The PyroMark PCR Kit (QIAGEN, Germany) was used for amplification according to the manufacturer’s recommendations on a ProFlexTM 96-well PCR System (Thermo Fisher Scientific, USA). Thermal cycling comprised: enzyme activation of 15 min at 95 °C; followed by 50 cycles of 30 s at 94 °C, 30 s at 62 °C and 30 s at 72 °C; final extension of 10 min at 72 °C and hold at 10 °C. Non-specific amplicons were not observed by electrophoresis in 6% polyacrylamide gels with silver nitrate staining.

Single strand PCR products preparation

For pyrosequencing 25 μl of the biotin-labeled PCR amplicons, 47 μl PyroMark Binding Buffer (QIAGEN, Germany) and 3 μl Streptavidin SepharoseTM High Performance (GE Healthcare, Sweden) were mixed and vortexed for 10 min at room temperature. The dynabeads were adsorbed to the filter tips using a microfilter and then placed in 70% alcohol for 5 s, PyroMark Denaturation Solution (QIAGEN, Germany) for 5 s, and 10-fold diluted PyroMark Washing Buffer, 10X (QIAGEN, Germany) for 10 s using the PyroMark Q96 Vacuum Workstation (Biotage AB) for single strand PCR products preparation. After turning off the vacuum workstation, the microfilter was placed into the PSQ96 Plate Low (Biotage AB, Sweden) containing 2 μl the PSQ primer and 43 μl PyroMark Binding Buffer (QIAGEN, Germany). The plate was placed in an incubator at 80 °C for 2 min and then cooled to room temperature.

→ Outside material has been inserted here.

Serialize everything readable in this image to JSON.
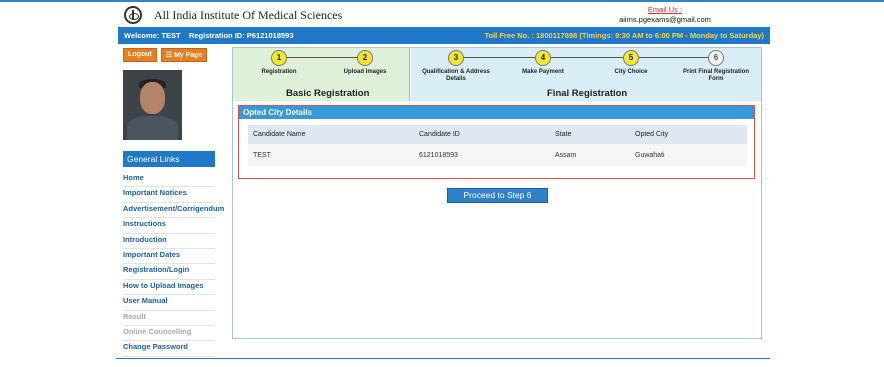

Sequencing and data analysis

Finally, the PCR amplicons were sequenced in a PyroMark Q96 ID system (Biotage AB, Sweden). For an obvious qualification result, the PyroMark ID 1.0 software (Biotage AB, Sweden) was utilized to arrange the sequencing dispensation order of nucleotides with the SNP mode.

Y-STR typing with CE

DNA amplification of all the individuals was performed using the AmpFLSTR YfilerTM Kit (Thermo Fisher Scientific, USA), the AmpFLSTR YfilerTM Plus Kit (Thermo Fisher Scientific, USA) and the AGCU Y SUPP (AGCU ScienTech Incorporation, China) on a ProFlexTM 96-well PCR System (Thermo Fisher Scientific, USA) according to the manufacturer’s recommendations. The PCR products were separated by CE on the ABI 3500xl Genetic Analyzer (Applied Biosystems, USA) and all haplotypes were determined with GeneMapper ID v3.2 software (Thermo Fisher Scientific). Four samples failed to produce genotypes.

Data Availability

The authors declare that the main data supporting the findings of this study are available within the article and its Supplementary Information. Extra data are available from the corresponding author upon request.